Block on Trump's Asylum Ban Upheld by Supreme Court
The eight-justice Supreme Court has deadlocked several times since Justice Scalia's passing last February. Four-four ties have left important cases undecided (last term's Friedrichs and U.S. v. Texas opinions), seen urgent issues returned to lower courts (the remand of Zubik), and prompted litigants to settle, rather than pursue their cases.
Now, the Court's deadlock has its first actual, human victim. Yesterday, the Court split four-four over a last-minute request for a stay of execution by Ronald Smith, a convicted murderer in Alabama whose jury rejected the death penalty -- only to be overridden by the judge. The Court's deadlock allowed Smith's execution to go ahead, and he was put to death last night.
Alabama is the only state that allows judges to impose a death penalty that the jury has rejected. In Smith's case, the jury rejected death seven to five, after Smith was convicted of murdering a convenience store clerk, Casey Wilson. Smith's judge then stepped in and sentenced him to die nonetheless.
Justice Clarence Thomas, who hears emergency applications from the Eleventh Circuit, which encompasses Alabama, initially stayed the execution yesterday, presumably to allow the rest of the justices to weigh in. When the justices split, Justice Thomas issued a new order denying the stay.
Smith was pronounced dead later that night. His death by lethal injection took over half an hour and appears to have been something of a rough one. During the execution, he "heaved and coughed" and occasionally moved his arms and lips, requiring repeated checks to see if he was conscious, according to Kent Faulk of AL.com, who attended the execution.

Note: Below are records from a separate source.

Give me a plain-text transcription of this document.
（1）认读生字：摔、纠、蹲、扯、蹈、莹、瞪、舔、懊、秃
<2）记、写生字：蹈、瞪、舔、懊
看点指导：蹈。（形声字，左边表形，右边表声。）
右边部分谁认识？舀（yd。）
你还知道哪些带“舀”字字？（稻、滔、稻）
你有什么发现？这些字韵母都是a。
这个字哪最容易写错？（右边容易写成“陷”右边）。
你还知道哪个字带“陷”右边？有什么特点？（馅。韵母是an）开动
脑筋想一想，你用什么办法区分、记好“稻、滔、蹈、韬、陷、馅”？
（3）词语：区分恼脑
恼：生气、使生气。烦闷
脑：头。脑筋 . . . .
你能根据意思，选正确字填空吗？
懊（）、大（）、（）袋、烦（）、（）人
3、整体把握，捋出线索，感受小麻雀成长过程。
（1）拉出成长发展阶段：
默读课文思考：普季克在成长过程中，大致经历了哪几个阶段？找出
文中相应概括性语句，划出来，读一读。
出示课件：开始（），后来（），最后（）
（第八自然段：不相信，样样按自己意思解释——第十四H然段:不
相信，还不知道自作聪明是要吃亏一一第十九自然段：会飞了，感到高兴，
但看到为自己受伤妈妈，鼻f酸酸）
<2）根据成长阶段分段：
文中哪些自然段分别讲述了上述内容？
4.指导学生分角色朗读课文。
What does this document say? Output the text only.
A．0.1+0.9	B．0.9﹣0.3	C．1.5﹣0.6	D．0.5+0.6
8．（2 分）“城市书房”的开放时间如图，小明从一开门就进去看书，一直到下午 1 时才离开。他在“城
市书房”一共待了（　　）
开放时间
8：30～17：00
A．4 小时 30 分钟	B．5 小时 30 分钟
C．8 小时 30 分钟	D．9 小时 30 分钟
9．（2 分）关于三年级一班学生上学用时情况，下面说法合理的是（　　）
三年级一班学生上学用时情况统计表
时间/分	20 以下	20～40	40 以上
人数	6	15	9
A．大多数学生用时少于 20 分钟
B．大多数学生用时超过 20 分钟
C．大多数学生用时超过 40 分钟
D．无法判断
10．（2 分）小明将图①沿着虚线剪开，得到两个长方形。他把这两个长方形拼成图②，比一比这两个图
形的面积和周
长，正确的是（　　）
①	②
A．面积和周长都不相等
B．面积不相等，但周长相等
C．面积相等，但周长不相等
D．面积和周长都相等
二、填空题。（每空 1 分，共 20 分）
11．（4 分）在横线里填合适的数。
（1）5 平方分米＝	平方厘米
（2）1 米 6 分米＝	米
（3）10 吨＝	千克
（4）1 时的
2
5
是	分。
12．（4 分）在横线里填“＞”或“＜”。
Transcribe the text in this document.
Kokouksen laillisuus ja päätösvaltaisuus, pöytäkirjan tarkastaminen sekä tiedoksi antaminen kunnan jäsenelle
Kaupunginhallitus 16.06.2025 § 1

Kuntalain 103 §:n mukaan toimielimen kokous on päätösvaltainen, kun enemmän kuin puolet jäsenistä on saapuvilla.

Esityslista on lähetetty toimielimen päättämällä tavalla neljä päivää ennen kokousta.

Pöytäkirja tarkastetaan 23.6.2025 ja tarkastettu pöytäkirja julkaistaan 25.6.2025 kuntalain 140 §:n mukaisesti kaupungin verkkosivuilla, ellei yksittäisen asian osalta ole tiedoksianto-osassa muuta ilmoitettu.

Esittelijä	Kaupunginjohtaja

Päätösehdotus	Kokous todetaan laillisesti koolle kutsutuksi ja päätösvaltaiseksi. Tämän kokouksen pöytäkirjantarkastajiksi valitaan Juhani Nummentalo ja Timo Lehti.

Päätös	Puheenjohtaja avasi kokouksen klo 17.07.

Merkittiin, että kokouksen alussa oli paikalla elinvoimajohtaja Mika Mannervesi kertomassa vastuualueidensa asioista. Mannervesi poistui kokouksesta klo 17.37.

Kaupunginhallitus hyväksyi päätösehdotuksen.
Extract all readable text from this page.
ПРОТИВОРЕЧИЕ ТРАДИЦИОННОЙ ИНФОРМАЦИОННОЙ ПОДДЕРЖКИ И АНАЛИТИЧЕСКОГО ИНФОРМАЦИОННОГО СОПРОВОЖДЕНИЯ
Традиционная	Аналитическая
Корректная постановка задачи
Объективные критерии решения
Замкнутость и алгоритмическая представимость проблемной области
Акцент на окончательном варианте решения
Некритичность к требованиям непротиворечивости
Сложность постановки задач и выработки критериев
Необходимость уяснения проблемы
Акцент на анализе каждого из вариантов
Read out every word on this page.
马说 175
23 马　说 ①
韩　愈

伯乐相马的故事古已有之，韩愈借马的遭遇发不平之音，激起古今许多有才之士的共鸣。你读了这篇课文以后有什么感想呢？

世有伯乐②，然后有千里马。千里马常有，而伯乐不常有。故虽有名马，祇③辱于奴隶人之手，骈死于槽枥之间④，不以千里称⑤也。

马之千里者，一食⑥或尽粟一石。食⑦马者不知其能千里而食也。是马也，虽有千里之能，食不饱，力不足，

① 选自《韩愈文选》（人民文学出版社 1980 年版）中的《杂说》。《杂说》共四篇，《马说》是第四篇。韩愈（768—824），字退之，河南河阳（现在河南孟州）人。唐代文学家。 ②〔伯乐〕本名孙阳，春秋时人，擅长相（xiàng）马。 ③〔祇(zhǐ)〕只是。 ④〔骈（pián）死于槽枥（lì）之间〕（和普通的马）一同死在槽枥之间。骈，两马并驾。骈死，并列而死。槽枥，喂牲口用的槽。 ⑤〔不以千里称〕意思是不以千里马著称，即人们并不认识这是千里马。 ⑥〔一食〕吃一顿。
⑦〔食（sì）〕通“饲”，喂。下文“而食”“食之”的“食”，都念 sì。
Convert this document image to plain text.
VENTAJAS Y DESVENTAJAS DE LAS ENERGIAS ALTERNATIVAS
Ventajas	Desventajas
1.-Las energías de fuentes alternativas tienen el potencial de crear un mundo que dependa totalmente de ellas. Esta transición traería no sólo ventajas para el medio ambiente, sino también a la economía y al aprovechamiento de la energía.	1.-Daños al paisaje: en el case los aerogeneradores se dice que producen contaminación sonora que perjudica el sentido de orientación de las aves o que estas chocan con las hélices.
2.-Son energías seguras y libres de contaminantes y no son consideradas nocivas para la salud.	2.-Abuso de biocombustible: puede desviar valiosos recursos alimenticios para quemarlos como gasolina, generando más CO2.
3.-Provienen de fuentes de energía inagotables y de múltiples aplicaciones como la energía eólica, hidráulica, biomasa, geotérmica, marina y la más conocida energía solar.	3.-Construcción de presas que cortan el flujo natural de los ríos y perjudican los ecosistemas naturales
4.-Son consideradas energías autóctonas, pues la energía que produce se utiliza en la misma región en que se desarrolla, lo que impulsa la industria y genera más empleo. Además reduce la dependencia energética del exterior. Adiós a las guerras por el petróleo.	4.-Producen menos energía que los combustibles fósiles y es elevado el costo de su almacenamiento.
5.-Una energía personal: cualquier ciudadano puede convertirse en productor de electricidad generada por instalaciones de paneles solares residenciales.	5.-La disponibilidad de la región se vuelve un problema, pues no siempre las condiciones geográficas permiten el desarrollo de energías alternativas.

Smith had appealed his death sentenced in the Eleventh Circuit on the grounds that Alabama's lethal injection cocktail was cruel and unusual. The Supreme Court rejected similar arguments in last year's Glossip v. Gross. In his application for a last-minute stay, Smith argued that the Eleventh Circuit had read Glossip so broadly that "no method of execution challenges can be brought in the states of the Eleventh Circuit."
Then there is the issue of Alabama's judicial overrides. The Supreme Court upheld Alabama's capital sentencing system in 1995, but struck down Florida's in January, because it allowed a judge, not a jury, to make the final determination over whether a defendant should be put to death.
The order denying Smith's application notes that Justices Ginsburg, Breyer, Sotomayor, and Kagan would have granted a stay. No reasons are given, but the four presumably thought that the constitutional issues at play were significant enough to merit further review by the Court.
The deadlocked decision is also notable for another reason: the lack of a "courtesy fifth" from the Chief Justice. A courtesy fifth happens when a fifth justice sides with the minority (or here, one half of the Court) in order to say an execution until the larger issues have been decided by the Court -- even if the fifth justice wouldn't have voted that way had the margins been wider.
The courtesy fifth isn't a hard and fast rule. It's practiced sometimes, forgotten others. Since the Court has been down a justice, however, it saw a brief resurgence. And we mean brief.
Last summer, Justice Breyer joined the conservative wing of the Court to stay the Fourth Circuit's ruling allowing a transgender student in Virginia to use the bathroom that matches his gender identity, allowing the school district to preserve the "status quo" while the case was pursued before the Supreme Court.
Just last month, Chief Justice Roberts returned the favor, providing the courtesy fifth to stay the execution of another Alabama death-row inmate, Thomas Arthur, while the Court reviewed his cert petition. Arthur, who has yet to be executed still, presented very similar arguments to Smith, making the lack of a courtesy fifth in Smith's case even more noteworthy.
Smith's lawyers pointed to that inconsistency, saying that the Court's contradicting responses "clash with the appearance and reality of both equal justice under law and of sound judicial decision-making." That argument, however, wasn't enough to convince a fifth justice to switch sides, it seems.